We provide a variety of sleep studies to help diagnose your condition and develop a treatment plan to improve your quality of sleep. We offer patient education and a follow-up program to address any ongoing needs you might have.
The Barnesville Hospital Sleep Lab is recognized for excellent patient care with accreditation from the American Academy of Sleep Medicine.
Why do I need a sleep study?
If your doctor recommends that you receive evaluation for a sleep disorder, a sleep study is a safe, noninvasive medical test that provides valuable information to your physician about the issue you’re experiencing. A sleep study monitors your breathing, heart rate, and other measurements that can help your doctor develop a treatment plan for your sleep disorder.
What kind of sleep study do I need?
Our sleep medicine specialists may recommend a specific sleep study based on your individual condition, including:
- Polysomnogram – evaluates snoring and sleep apnea (periods of interrupted breathing).
- Continuous positive airway pressure study – similar to a polysomnogram, but you wear a mask fitted around your nose and/or mouth and a technologist introduces a stream of air into your airway to help you breathe and sleep comfortably.
- Multiple sleep latency test – evaluates excessive daytime sleepiness and narcolepsy and determines how long it takes you to fall asleep with monitored naps throughout the day.
- Maintenance of wakefulness test – evaluates your ability to stay awake and is an important test
for pilots, long-haul truckers, and others who need to be alert for public safety.
- Home sleep apnea test – a simplified breathing monitor tracks your breathing and oxygen levels. An overnight sleep study provides much more detailed information.
What happens during a sleep study?
Your sleep study will begin around 10 or 11 pm and will end anywhere between 5 to 7 am. Testing is done on an outpatient basis, and you will have a private room with a television and bathroom. The room is monitored with a video camera and a telecom, so that you can communicate with the sleep technician.
The night will begin with some paperwork and questionnaires to help with treatment. You’ll change into your sleep attire, and the sleep technician will discuss information regarding common sleep disorders and treatments and apply several monitors for recording sleep functions.
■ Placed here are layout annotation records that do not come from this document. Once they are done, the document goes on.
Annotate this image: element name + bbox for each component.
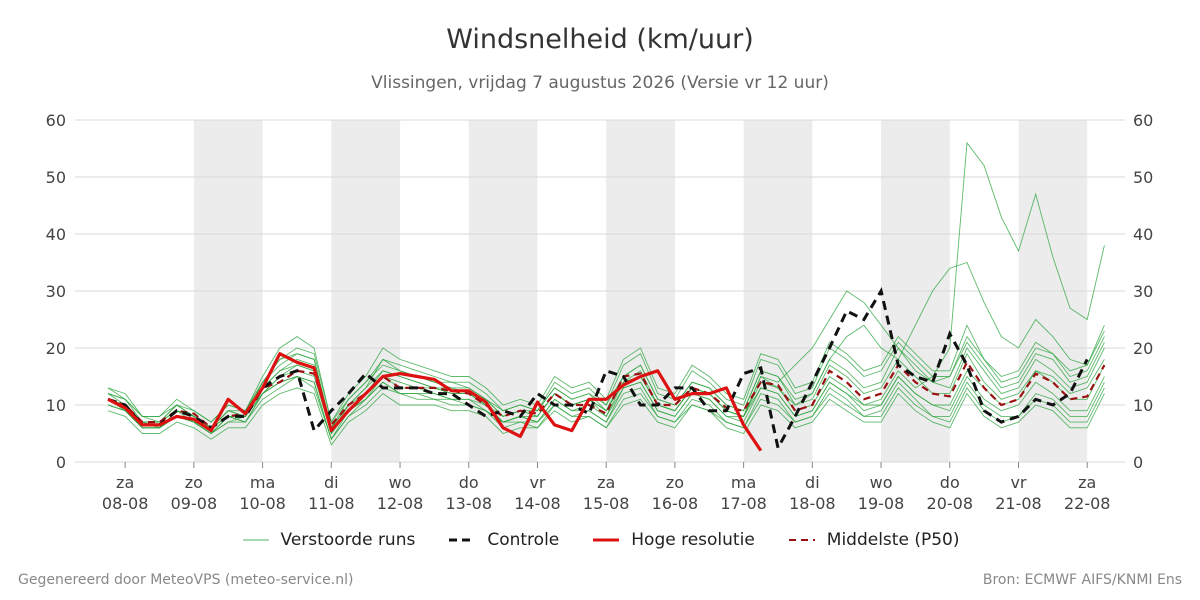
legend-label-median: Middelste (P50) bbox=[826, 530, 960, 550]
y-tick-label-right: 20 bbox=[1133, 339, 1153, 358]
y-tick-label-left: 50 bbox=[46, 168, 66, 187]
legend-item-high-res: Hoge resolutie bbox=[591, 530, 755, 550]
legend-swatch-high-res bbox=[593, 538, 620, 542]
legend-item-control: Controle bbox=[447, 530, 559, 550]
x-tick-label-day: zo bbox=[666, 473, 684, 492]
y-tick-label-left: 60 bbox=[46, 111, 66, 130]
y-tick-label-left: 20 bbox=[46, 339, 66, 358]
y-tick-label-right: 50 bbox=[1133, 168, 1153, 187]
y-tick-label-right: 10 bbox=[1133, 396, 1153, 415]
series-line-high-res bbox=[107, 352, 763, 452]
x-tick-label-day: za bbox=[1078, 473, 1096, 492]
x-tick-label-day: wo bbox=[389, 473, 412, 492]
x-axis: za 08-08 zo 09-08 ma 10-08 di 11-08 wo 12-08 do 13-… bbox=[102, 462, 1111, 513]
series-line-control bbox=[107, 287, 1089, 453]
x-tick-label-day: do bbox=[940, 473, 960, 492]
x-tick-label-day: wo bbox=[870, 473, 893, 492]
x-tick-label-date: 12-08 bbox=[377, 494, 424, 513]
ensemble-lines bbox=[107, 141, 1105, 446]
x-tick-label-date: 16-08 bbox=[652, 494, 699, 513]
series-line-median bbox=[107, 360, 1106, 430]
y-tick-label-right: 60 bbox=[1133, 111, 1153, 130]
legend: Verstoorde runs Controle Hoge resolutie … bbox=[0, 530, 1200, 550]
main-lines bbox=[107, 287, 1106, 453]
x-tick-label-date: 17-08 bbox=[720, 494, 767, 513]
x-tick-label-date: 18-08 bbox=[789, 494, 836, 513]
x-tick-label-date: 21-08 bbox=[995, 494, 1042, 513]
y-axis-right: 0 10 20 30 40 50 60 bbox=[1133, 111, 1153, 472]
series-line-ensemble-9 bbox=[107, 376, 1105, 441]
footer-source: Bron: ECMWF AIFS/KNMI Ens bbox=[982, 572, 1182, 588]
x-tick-label-date: 08-08 bbox=[102, 494, 149, 513]
chart-title: Windsnelheid (km/uur) bbox=[446, 24, 754, 55]
x-tick-label-date: 14-08 bbox=[514, 494, 561, 513]
x-tick-label-day: ma bbox=[250, 473, 275, 492]
y-axis-left: 0 10 20 30 40 50 60 bbox=[46, 111, 66, 472]
x-tick-label-date: 15-08 bbox=[583, 494, 630, 513]
legend-swatch-ensemble bbox=[242, 539, 269, 541]
x-tick-label-date: 10-08 bbox=[239, 494, 286, 513]
legend-swatch-median bbox=[788, 539, 815, 541]
legend-item-median: Middelste (P50) bbox=[787, 530, 960, 550]
x-tick-label-day: za bbox=[116, 473, 134, 492]
x-tick-label-day: zo bbox=[185, 473, 203, 492]
x-tick-label-date: 22-08 bbox=[1064, 494, 1111, 513]
y-tick-label-right: 30 bbox=[1133, 282, 1153, 301]
x-tick-label-day: vr bbox=[529, 473, 545, 492]
y-tick-label-left: 40 bbox=[46, 225, 66, 244]
y-tick-label-right: 0 bbox=[1133, 453, 1143, 472]
x-tick-label-day: ma bbox=[731, 473, 756, 492]
x-tick-label-day: di bbox=[805, 473, 820, 492]
x-tick-label-day: za bbox=[597, 473, 615, 492]
x-tick-label-day: di bbox=[324, 473, 339, 492]
y-tick-label-right: 40 bbox=[1133, 225, 1153, 244]
series-line-ensemble-11 bbox=[107, 375, 1105, 441]
series-line-ensemble-7 bbox=[107, 364, 1105, 435]
x-tick-label-date: 09-08 bbox=[171, 494, 218, 513]
legend-label-ensemble: Verstoorde runs bbox=[280, 530, 416, 550]
y-tick-label-left: 30 bbox=[46, 282, 66, 301]
x-tick-label-day: do bbox=[459, 473, 479, 492]
footer-generated: Gegenereerd door MeteoVPS (meteo-service… bbox=[18, 572, 354, 588]
legend-label-high-res: Hoge resolutie bbox=[631, 530, 755, 550]
legend-swatch-control bbox=[449, 538, 476, 542]
x-tick-label-date: 11-08 bbox=[308, 494, 355, 513]
x-tick-label-day: vr bbox=[1010, 473, 1026, 492]
x-tick-label-date: 20-08 bbox=[927, 494, 974, 513]
legend-label-control: Controle bbox=[487, 530, 560, 550]
legend-item-ensemble: Verstoorde runs bbox=[241, 530, 416, 550]
x-tick-label-date: 19-08 bbox=[858, 494, 905, 513]
y-tick-label-left: 0 bbox=[56, 453, 66, 472]
y-tick-label-left: 10 bbox=[46, 396, 66, 415]
chart-subtitle: Vlissingen, vrijdag 7 augustus 2026 (Ver… bbox=[371, 73, 829, 93]
x-tick-label-date: 13-08 bbox=[446, 494, 493, 513]
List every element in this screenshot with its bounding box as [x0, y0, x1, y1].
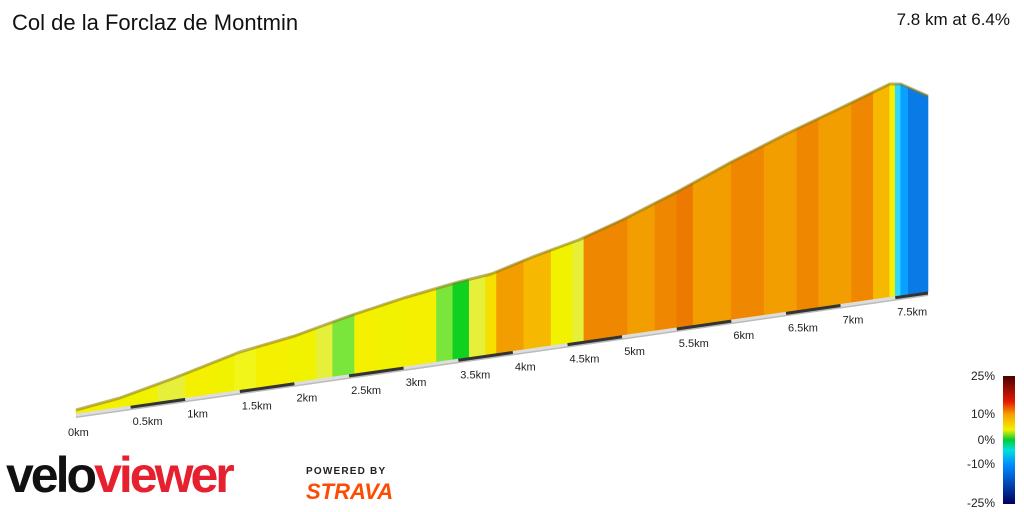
logo-part-velo: velo	[6, 447, 97, 503]
gradient-segment	[900, 83, 909, 297]
axis-block	[130, 397, 186, 409]
gradient-segment	[403, 287, 437, 368]
veloviewer-logo: veloviewer	[6, 447, 235, 503]
distance-axis	[75, 291, 929, 418]
tick-label: 5km	[624, 346, 645, 358]
tick-label: 1.5km	[242, 401, 272, 413]
tick-label: 2.5km	[351, 385, 381, 397]
profile-top-edge	[75, 82, 929, 412]
tick-label: 7km	[843, 315, 864, 327]
axis-block	[403, 358, 459, 370]
gradient-segment	[485, 271, 497, 356]
distance-tick-labels: 0km 0.5km 1km 1.5km 2km 2.5km 3km 3.5km 4km 4.5km…	[68, 307, 927, 439]
legend-label: -25%	[967, 496, 995, 510]
profile-rim	[75, 82, 929, 412]
powered-by-label: POWERED BY	[306, 466, 387, 477]
tick-label: 3km	[406, 377, 427, 389]
tick-label: 5.5km	[679, 338, 709, 350]
tick-label: 1km	[187, 408, 208, 420]
gradient-segment	[436, 283, 454, 363]
gradient-legend: 25% 10% 0% -10% -25%	[967, 369, 1015, 510]
gradient-legend-bar	[1003, 376, 1015, 504]
axis-block	[676, 319, 732, 331]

This process is painless, and patients may watch television or read during the setup procedure.
The sleep study setup includes placing electrodes on the face and scalp with a paste that will wash off easily in the morning. Two breathing sensors are taped to the area between the nose and upper lip to monitor breathing. These sensors do not block the airways. Three adhesive electrodes are attached to the upper chest and shoulder blade to monitor heart rate and rhythm. Two electrodes are taped to each leg to record all leg movements that occurs throughout the night. A cloth belt will be placed around the chest and the abdomen to monitor breathing. These belts are not restrictive and easily fit over clothing. A probe is also placed on a finger to record the amount of oxygen in the blood.
Once the sleep study ends, the sleep technician will disconnect all the wires. The results of your sleep study will be given to one of our board-certified sleep medicine physicians for interpretation. The results will be available during your follow-up visit with your referring physician.